Dependence on LoRA adapters
ICaRus relies on lightweight adapters such as LoRA to parallelize KV cache generation and next-token prediction during decoding, which may introduce additional complexity.
Expert Commentary
The article ICaRus: Identical Cache Reuse for Efficient Multi Model Inference makes a significant contribution to the field of multi model inference by proposing a novel architecture that addresses the issue of cache memory explosion and unexpected evictions. By decomposing the decoder-only Transformer into a logical encoder and decoder, ICaRus allows multiple models to share an identical KV cache across all layers, leading to significant improvements in latency and throughput. The article demonstrates that ICaRus can achieve comparable accuracy to task-specific fine-tuned models, indicating that the proposed architecture does not compromise on performance. However, the article has some limitations, such as limited evaluation and dependence on LoRA adapters.
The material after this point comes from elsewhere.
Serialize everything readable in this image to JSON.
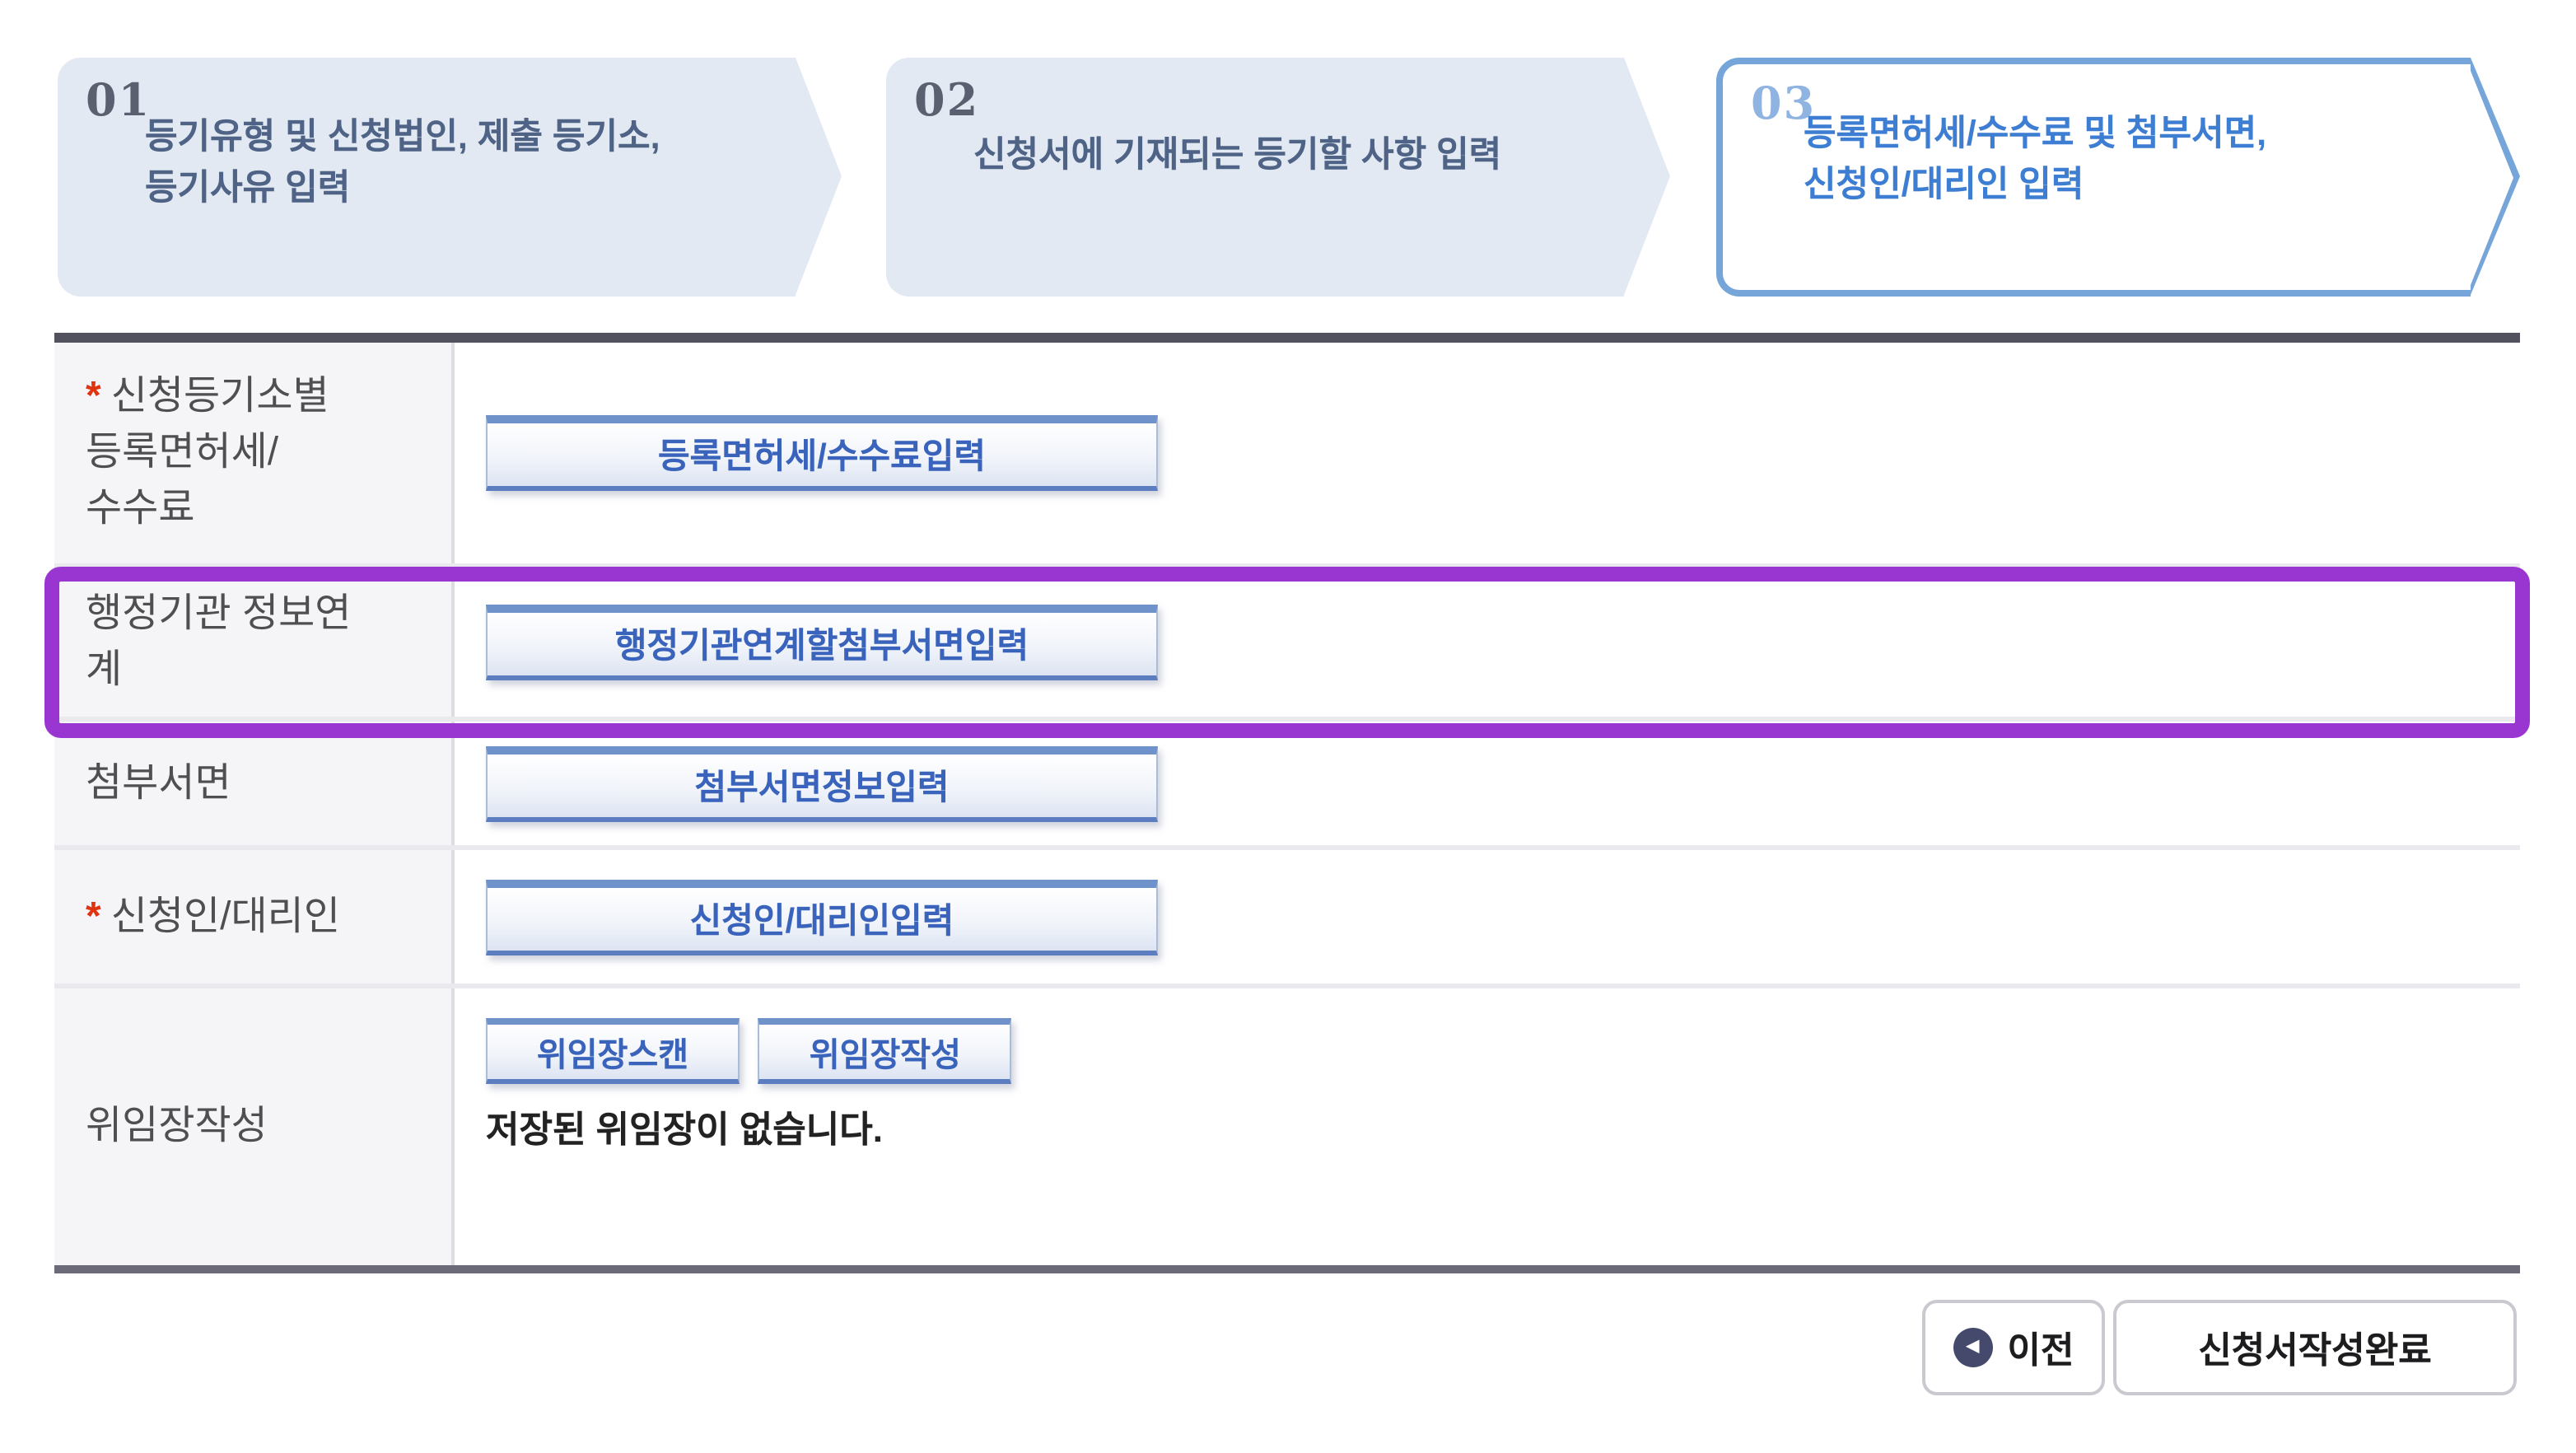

Nevertheless, ICaRus has significant implications for the development of agentic AI systems and highlights the importance of efficient caching mechanisms in multi model inference.
Recommendations
- ✓ Future work should focus on evaluating ICaRus on a more diverse set of tasks and multi agent workflows to assess its generalizability.
- ✓ The development of more efficient caching mechanisms, such as ICaRus, should be a priority for multi model inference systems to achieve scalability and efficiency.